«Der Langstock ist eine Art verlängerter Arm»
Am 15. Oktober ist der «Tag des Weissen Stocks». Der Langstock ist eines der wichtigsten Hilfsmittel für blinde und sehbeeinträchtigte Menschen. Dank ihm ist es ihnen möglich, sich selbstständig im Alltag und im Strassenverkehr zu bewegen, denn er bedeutet Sichtbarkeit und Sicherheit. Aber wie funktioniert er genau? Christine Hofstetter, Lehrerin für Orientierung und Mobilität, beschreibt, wie die Kinder in der Blindenschule den Umgang mit dem Langstock lernen.In der Blindenschule Zollikofen gehören Orientierung und Mobilität zum Unterrichtsstoff. Halten die Kinder beim Schuleintritt zum ersten Mal einen Langstock in der Hand, Christine Hofstetter?
Christine Hofstetter: Nein, in der Regel besitzen die Kinder bereits zum Schuleintritt einen Langstock. Fachleute empfehlen, dass sich die Kinder so früh wie möglich mit dem Langstock vertraut machen. In der Heilpädagogischen Früherziehung, die sich an Kinder von der Geburt bis zum Schuleintritt richtet, bringen unsere Mitarbeitenden den kleinen Klientinnen und Klienten den Langstock spielerisch näher.

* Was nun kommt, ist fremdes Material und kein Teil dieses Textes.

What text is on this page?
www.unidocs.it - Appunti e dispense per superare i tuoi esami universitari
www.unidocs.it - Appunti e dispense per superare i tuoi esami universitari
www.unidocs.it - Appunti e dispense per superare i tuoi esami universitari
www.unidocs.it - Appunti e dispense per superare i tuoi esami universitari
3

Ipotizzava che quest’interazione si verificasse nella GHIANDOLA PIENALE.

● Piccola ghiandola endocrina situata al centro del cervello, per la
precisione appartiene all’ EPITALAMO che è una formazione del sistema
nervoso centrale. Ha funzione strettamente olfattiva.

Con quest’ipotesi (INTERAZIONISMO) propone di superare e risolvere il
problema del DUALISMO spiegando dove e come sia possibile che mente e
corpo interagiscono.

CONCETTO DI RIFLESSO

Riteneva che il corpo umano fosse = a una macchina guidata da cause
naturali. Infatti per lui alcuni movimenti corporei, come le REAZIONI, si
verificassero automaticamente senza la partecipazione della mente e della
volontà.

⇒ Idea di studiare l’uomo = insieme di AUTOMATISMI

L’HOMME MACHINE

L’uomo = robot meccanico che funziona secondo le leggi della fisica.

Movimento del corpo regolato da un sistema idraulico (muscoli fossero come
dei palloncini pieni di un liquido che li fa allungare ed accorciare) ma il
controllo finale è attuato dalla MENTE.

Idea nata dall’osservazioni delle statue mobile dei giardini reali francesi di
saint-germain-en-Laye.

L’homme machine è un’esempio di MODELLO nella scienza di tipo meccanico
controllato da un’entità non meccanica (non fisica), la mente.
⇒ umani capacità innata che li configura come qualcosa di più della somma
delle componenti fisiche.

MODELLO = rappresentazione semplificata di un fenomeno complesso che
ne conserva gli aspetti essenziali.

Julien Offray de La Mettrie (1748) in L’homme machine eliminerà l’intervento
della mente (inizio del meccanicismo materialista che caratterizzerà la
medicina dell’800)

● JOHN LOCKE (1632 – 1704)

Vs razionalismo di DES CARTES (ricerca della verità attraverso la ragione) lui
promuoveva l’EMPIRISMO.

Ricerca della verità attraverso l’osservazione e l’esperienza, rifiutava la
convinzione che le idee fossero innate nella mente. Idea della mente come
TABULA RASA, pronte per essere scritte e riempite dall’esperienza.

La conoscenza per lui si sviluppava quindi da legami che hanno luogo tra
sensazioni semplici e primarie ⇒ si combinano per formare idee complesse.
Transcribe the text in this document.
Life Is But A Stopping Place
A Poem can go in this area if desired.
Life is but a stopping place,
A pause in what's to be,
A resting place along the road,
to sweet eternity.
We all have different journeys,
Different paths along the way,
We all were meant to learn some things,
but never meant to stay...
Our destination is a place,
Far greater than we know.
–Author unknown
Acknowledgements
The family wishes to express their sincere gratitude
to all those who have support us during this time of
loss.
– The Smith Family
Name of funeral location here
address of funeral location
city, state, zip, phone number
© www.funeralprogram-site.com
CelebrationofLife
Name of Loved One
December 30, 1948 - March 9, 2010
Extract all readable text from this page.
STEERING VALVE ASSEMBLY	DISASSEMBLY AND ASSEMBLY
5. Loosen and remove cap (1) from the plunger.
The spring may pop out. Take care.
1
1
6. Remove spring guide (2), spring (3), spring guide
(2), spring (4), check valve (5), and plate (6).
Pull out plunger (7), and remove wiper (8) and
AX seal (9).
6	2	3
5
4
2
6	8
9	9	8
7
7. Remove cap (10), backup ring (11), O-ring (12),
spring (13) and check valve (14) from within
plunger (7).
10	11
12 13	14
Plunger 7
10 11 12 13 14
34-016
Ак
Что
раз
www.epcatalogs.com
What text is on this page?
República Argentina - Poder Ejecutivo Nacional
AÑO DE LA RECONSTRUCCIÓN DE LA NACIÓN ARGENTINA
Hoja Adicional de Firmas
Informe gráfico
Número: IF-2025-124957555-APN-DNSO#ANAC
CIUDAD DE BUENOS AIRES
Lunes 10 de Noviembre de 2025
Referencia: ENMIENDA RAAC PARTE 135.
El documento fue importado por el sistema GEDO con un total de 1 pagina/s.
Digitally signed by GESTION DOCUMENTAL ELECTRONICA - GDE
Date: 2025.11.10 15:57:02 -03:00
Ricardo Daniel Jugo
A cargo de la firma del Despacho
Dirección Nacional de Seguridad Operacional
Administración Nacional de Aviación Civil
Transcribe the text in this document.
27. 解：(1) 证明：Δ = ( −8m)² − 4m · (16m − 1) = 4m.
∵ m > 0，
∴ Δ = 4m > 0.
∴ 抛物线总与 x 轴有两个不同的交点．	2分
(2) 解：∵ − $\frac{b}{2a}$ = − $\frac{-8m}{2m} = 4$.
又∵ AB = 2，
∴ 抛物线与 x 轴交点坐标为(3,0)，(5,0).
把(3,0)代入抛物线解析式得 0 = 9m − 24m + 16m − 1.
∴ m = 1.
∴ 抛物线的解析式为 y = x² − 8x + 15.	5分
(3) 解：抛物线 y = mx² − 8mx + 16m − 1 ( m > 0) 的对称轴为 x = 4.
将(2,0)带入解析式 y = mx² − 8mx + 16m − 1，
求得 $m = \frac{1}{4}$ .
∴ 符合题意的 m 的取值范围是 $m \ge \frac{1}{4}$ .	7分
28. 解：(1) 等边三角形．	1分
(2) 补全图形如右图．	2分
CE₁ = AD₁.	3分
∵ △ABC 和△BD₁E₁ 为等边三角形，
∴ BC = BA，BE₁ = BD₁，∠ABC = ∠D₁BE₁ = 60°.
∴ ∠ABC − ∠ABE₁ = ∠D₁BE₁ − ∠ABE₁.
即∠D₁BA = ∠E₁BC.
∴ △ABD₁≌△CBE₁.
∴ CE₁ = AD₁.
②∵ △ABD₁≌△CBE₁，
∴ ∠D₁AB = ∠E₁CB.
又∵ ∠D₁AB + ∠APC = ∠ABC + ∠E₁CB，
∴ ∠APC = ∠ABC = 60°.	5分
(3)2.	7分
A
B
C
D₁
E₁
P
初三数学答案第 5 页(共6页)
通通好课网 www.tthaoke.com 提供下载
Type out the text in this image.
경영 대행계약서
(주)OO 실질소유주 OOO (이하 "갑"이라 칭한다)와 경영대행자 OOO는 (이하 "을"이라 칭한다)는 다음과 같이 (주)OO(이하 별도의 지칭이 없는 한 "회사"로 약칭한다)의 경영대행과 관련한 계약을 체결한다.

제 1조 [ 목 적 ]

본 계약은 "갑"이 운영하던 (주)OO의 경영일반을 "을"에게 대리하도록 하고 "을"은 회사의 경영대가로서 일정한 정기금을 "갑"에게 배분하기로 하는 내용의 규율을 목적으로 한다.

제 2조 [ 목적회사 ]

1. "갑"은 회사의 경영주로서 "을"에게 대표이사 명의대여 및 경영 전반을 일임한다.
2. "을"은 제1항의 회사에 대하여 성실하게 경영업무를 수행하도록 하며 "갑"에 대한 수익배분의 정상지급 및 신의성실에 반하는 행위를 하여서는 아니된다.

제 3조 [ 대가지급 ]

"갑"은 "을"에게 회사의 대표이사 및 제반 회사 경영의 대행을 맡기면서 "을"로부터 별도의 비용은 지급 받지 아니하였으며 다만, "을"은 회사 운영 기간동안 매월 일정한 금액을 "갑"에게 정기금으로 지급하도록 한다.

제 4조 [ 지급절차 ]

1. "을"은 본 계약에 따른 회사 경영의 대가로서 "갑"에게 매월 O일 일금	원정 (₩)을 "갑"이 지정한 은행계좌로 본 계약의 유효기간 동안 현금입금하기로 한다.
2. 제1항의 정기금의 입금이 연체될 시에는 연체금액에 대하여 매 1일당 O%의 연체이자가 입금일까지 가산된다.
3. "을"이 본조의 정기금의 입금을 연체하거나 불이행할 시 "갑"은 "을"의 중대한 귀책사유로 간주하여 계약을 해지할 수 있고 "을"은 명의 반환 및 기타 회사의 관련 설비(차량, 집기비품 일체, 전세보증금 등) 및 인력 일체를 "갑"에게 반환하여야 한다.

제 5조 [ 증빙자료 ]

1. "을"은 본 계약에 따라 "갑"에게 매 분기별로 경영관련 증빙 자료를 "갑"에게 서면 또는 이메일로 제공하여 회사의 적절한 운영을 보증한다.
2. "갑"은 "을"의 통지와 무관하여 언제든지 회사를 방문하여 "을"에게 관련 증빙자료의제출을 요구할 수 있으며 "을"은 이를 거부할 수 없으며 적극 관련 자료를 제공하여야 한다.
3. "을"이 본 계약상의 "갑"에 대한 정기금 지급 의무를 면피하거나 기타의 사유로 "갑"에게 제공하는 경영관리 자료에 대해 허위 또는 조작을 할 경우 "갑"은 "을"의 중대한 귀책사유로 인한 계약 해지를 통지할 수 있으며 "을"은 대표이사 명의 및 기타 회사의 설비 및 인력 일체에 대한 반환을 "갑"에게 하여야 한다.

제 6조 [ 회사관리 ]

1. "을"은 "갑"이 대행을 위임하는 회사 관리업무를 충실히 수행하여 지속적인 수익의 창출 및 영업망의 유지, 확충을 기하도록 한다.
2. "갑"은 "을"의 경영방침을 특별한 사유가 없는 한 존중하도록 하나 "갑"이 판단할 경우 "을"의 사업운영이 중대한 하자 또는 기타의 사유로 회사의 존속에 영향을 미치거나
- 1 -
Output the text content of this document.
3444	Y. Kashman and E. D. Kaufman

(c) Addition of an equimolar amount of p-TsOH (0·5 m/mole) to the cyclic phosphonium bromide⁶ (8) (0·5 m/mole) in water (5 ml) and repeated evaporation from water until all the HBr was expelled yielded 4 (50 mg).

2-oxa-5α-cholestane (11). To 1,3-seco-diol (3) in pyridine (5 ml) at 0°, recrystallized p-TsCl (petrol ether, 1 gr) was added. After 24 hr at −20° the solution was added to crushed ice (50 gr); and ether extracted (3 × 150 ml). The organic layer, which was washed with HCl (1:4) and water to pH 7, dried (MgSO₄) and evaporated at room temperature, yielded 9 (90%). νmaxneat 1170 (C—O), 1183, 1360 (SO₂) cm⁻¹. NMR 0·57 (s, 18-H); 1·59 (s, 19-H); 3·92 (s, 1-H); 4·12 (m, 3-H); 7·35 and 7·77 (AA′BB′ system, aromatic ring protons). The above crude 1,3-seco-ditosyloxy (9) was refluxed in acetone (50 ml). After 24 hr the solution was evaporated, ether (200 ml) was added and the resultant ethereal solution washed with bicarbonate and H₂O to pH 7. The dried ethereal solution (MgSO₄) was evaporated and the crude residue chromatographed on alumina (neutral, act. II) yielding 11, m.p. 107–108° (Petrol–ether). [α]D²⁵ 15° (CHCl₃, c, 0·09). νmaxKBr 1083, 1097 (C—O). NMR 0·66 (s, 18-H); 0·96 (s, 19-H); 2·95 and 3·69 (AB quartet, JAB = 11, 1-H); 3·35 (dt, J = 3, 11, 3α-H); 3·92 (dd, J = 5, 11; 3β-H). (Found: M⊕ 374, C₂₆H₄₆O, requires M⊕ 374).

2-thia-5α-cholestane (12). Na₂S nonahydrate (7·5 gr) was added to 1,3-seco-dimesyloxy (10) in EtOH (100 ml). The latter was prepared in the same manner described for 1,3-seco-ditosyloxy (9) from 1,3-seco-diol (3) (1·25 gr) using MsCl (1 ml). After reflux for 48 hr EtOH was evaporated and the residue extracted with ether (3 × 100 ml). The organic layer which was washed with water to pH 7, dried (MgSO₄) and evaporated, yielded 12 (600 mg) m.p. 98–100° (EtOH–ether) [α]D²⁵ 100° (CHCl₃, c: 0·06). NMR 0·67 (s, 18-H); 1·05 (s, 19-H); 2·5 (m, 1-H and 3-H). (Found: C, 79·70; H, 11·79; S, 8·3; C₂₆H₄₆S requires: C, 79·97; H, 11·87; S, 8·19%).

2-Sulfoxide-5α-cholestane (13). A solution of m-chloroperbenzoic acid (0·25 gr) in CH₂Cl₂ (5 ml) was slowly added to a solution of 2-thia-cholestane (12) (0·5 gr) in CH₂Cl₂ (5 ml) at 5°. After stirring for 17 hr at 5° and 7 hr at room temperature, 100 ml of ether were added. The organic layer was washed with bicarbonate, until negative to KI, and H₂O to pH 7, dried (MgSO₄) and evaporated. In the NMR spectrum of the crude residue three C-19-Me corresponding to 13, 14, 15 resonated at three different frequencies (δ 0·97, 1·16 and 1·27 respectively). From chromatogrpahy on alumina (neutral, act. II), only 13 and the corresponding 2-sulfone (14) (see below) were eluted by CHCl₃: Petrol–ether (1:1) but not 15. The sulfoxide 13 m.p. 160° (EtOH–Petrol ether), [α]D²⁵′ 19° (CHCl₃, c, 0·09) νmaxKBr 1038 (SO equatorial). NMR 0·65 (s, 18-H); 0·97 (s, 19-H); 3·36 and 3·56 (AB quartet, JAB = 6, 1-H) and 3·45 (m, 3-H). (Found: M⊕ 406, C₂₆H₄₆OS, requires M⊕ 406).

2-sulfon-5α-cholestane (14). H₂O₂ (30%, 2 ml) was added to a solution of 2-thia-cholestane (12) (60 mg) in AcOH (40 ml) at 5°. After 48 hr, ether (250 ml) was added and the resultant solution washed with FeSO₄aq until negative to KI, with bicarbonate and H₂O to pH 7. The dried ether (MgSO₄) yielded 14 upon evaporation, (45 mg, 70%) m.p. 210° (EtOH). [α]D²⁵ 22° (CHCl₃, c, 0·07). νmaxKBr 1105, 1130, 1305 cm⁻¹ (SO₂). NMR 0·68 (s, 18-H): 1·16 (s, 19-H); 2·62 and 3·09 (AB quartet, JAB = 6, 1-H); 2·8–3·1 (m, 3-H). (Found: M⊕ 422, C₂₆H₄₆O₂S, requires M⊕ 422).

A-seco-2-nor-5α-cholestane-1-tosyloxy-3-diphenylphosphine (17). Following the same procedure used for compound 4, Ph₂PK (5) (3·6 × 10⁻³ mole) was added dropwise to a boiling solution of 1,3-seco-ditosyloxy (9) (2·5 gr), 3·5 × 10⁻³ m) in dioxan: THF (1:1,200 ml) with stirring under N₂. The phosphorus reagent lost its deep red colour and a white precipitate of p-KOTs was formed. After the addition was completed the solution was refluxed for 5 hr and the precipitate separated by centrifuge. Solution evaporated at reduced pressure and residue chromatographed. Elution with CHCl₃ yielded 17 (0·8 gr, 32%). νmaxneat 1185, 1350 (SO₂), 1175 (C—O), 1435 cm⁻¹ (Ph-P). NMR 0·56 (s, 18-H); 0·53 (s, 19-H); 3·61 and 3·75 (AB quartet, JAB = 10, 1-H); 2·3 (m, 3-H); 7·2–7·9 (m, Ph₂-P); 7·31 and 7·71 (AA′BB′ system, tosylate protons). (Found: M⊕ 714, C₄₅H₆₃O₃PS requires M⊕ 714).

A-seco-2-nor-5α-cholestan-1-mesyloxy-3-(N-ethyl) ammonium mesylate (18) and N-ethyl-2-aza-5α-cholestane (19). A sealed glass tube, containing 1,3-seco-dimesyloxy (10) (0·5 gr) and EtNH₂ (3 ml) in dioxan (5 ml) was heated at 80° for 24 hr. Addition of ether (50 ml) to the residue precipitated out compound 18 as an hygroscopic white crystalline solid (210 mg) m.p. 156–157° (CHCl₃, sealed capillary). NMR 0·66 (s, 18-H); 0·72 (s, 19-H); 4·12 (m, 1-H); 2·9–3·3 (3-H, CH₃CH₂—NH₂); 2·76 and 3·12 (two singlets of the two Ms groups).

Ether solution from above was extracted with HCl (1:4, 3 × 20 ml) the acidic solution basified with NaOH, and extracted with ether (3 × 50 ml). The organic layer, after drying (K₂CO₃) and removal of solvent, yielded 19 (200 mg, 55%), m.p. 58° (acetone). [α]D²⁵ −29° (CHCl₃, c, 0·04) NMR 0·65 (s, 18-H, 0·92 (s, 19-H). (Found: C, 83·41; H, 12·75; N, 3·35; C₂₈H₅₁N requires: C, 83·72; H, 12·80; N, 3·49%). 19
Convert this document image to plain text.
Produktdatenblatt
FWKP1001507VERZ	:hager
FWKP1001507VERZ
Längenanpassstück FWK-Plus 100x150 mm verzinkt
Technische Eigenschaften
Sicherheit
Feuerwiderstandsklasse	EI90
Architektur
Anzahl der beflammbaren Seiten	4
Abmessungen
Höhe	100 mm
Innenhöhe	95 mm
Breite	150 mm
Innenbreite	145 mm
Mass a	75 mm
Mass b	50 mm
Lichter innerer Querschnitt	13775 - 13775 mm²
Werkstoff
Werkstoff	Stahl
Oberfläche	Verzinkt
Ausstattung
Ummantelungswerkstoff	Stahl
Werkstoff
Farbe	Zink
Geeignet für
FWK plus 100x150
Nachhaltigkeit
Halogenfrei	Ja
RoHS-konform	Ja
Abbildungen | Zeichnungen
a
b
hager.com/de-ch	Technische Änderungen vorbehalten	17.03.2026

Beim Eintritt in die Basisstufe erhalten die Kinder zudem Orientierungs- und Mobilitätstraining. Unabhängig davon, ob sie in der Blindenschule sind oder im integrativen Unterricht in der Regelschule.
Wie sieht der Orientierungs- und Mobilitätsunterricht bei einem Kind aus, das noch nicht viel Erfahrung im Umgang mit dem Langstock hat?
Christine Hofstetter: Je jünger die Kinder sind, desto weniger Wert legen wir auf die korrekte Technik. In der ersten Zeit werden spielerische Übungen gemacht. Zum Beispiel, mit dem Langstock die verschiedenen Bodenuntergründe zu erfassen. Oder zu spüren und zu hören, wenn sich die Kinder in verschiedenen Räumen und Umgebungen aufhalten. Das Ziel ist es, dass der Langstock immer mehr als eine Art «verlängerter Arm» betrachtet wird. Als ein Hilfsmittel, welches die Kinder mit der Zeit als selbstverständlich betrachten.
Erst mit der Zeit befassen wir uns mit den verschiedenen Arten von Technik. Zum Beispiel dem Pendeln sowie dem Lesen von Leitlinien, Strassen zu überqueren oder dem Lernen von bestimmten Wegen und Routen. Grundsätzlich bringen wir den Schülerinnen und Schülern bei, sich in fast jeder Lebenslage draussen zurecht zu finden. Das Ziel ist die grösstmögliche Selbstständigkeit und Selbstbestimmtheit.
Ein Langstock ist ständig in Gebrauch. Beim Pendeln auf dem Beton und auch anderen Bodenbeschaffenheiten muss er viel aushalten. Wie oft muss der Langstock ersetzt werden?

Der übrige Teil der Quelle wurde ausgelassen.